LGL Provided Advisory Opinion in EC(t)HR case Buhuceanu and Ciobotaru v. Romania

After obtaining permission by European Court of the Human Rights (ECtHR)  to indirectly participate in the supranational judicial proceedings, National LGBT rights organization LGL submitted the Amicus Curiae brief in the ECtHR case Buhuceanu and Ciobotaru v. Romania, brought by 26 Romanian applicants regarding human rights violations resulting from insufficient same-sex family rights recognition.

Third Party court intervention brief, submitted together with the LGBT and their Friends Association Mozaika (Latvia); Love Does Not Exclude Association MNW (Poland), Iniciatíva Inakost (Slovakia), LGBTI Organization BILITIS (Bulgaria) and in cooperation with White & Case LLP (Brussels) , explores the similarities between legal and social environments and its practical impact on LGBT families in the remaining EU Member States with very limited to no LGBT family rights recognition.

The document argued that a prominent lack of legal protection results in flagrant discrimination against a significant part of the population and breaches their fundamental rights protected under the European Convention of Human Rights.

Amicus also made a reference to Vallianatos and Others v. Greece, in which ECtHR found violation of Article 14 in conjunction with Article 8 of the European Convention of Human Rights an Fundamental Freedoms (ECHR). In this case the Court stated that the ECHR is a living instrument to be interpreted in present-day conditions while noting that  Lithuania and Greece remain the only countries under ECHR mechanism  to reserve the existing partnership institute exclusively to different-sex couples.

In case further permission will be granted by the ECtHR, LGL will proceed with submitting results of the extensive research on practical legal and social daily life challenges faced by same-sex couples in the last EU Member States with virtually no regulations concerning the status same-sex relationships.
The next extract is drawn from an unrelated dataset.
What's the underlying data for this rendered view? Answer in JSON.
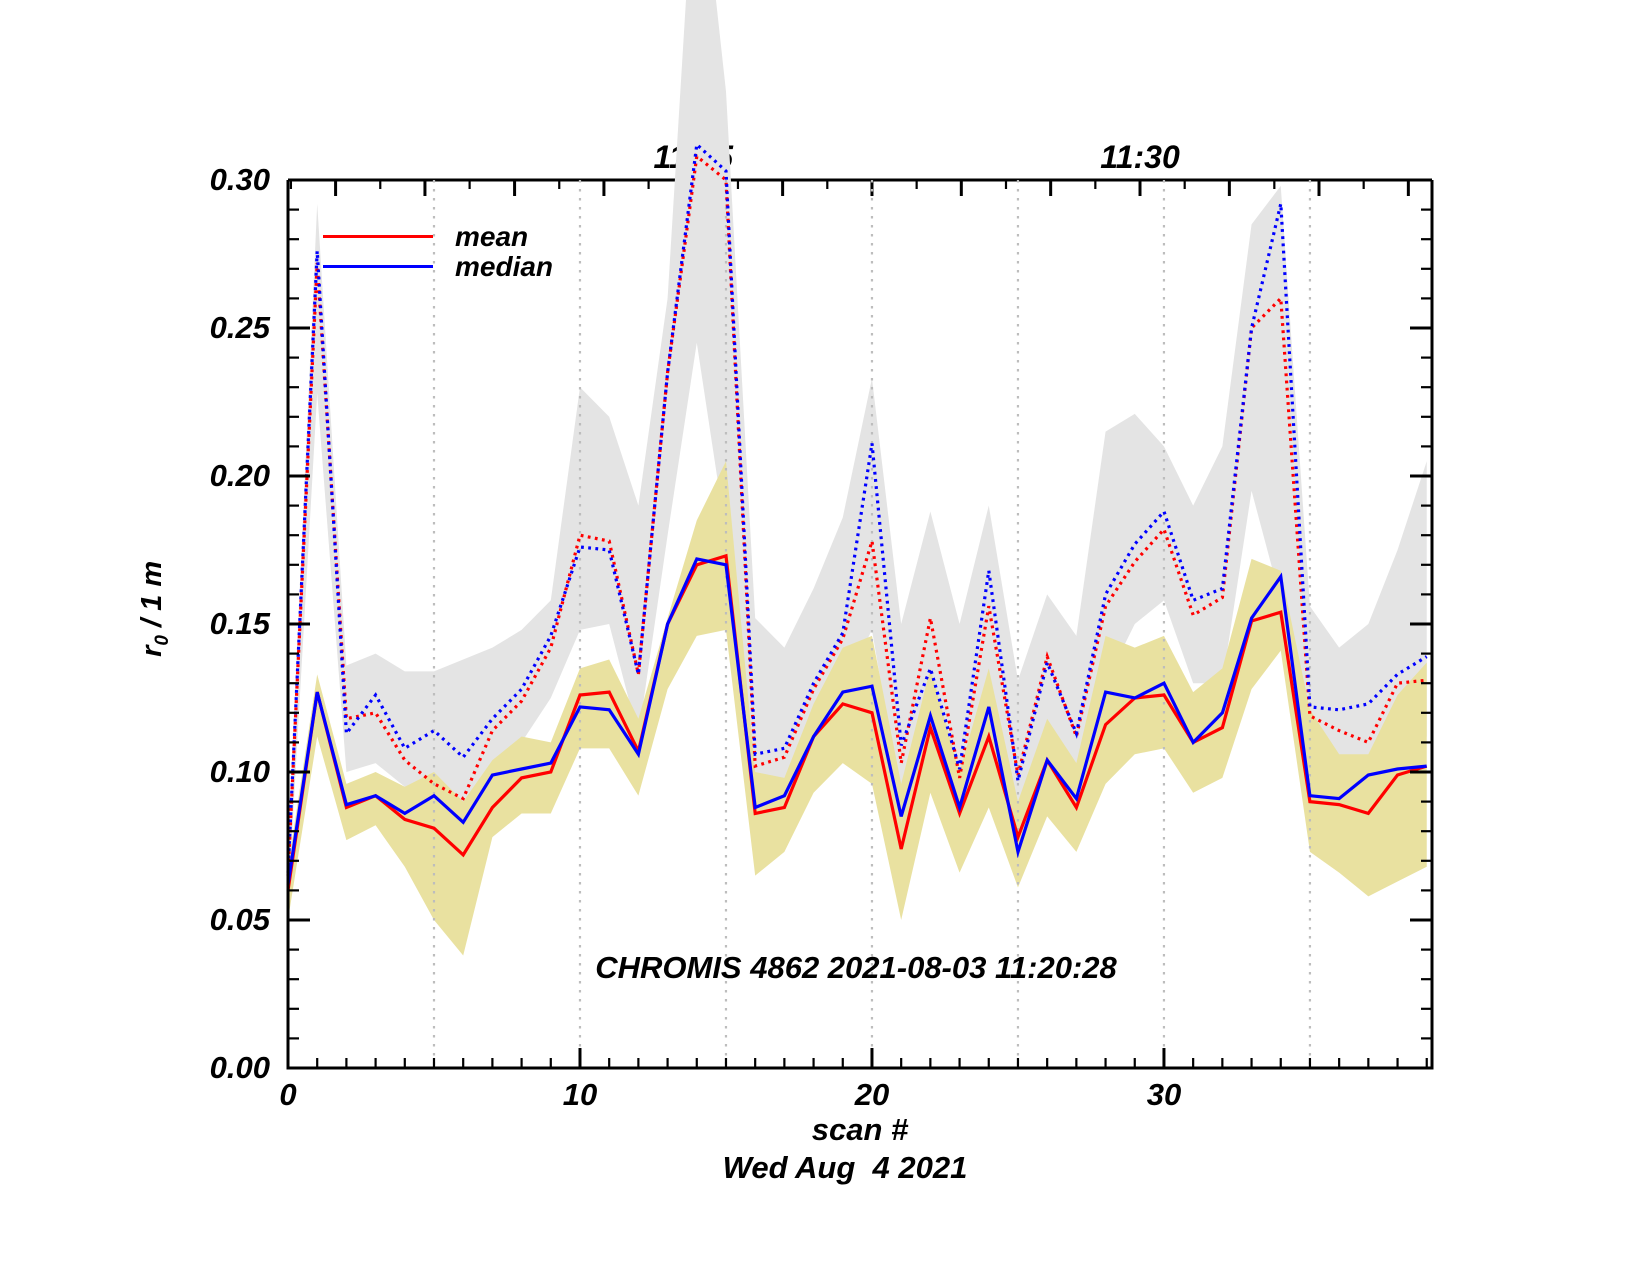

This Court intervention brief was prepared strictly on pro bono basis in cooperation of CSO experts and legal professionals. No European Union funding was used for its preparation and/or dissemination purposes taking into account that no European Union funding should go to advocacy directly aiming to change the national legislation on a person’s status, including the definition of marriage, or to litigation targeting that legislation.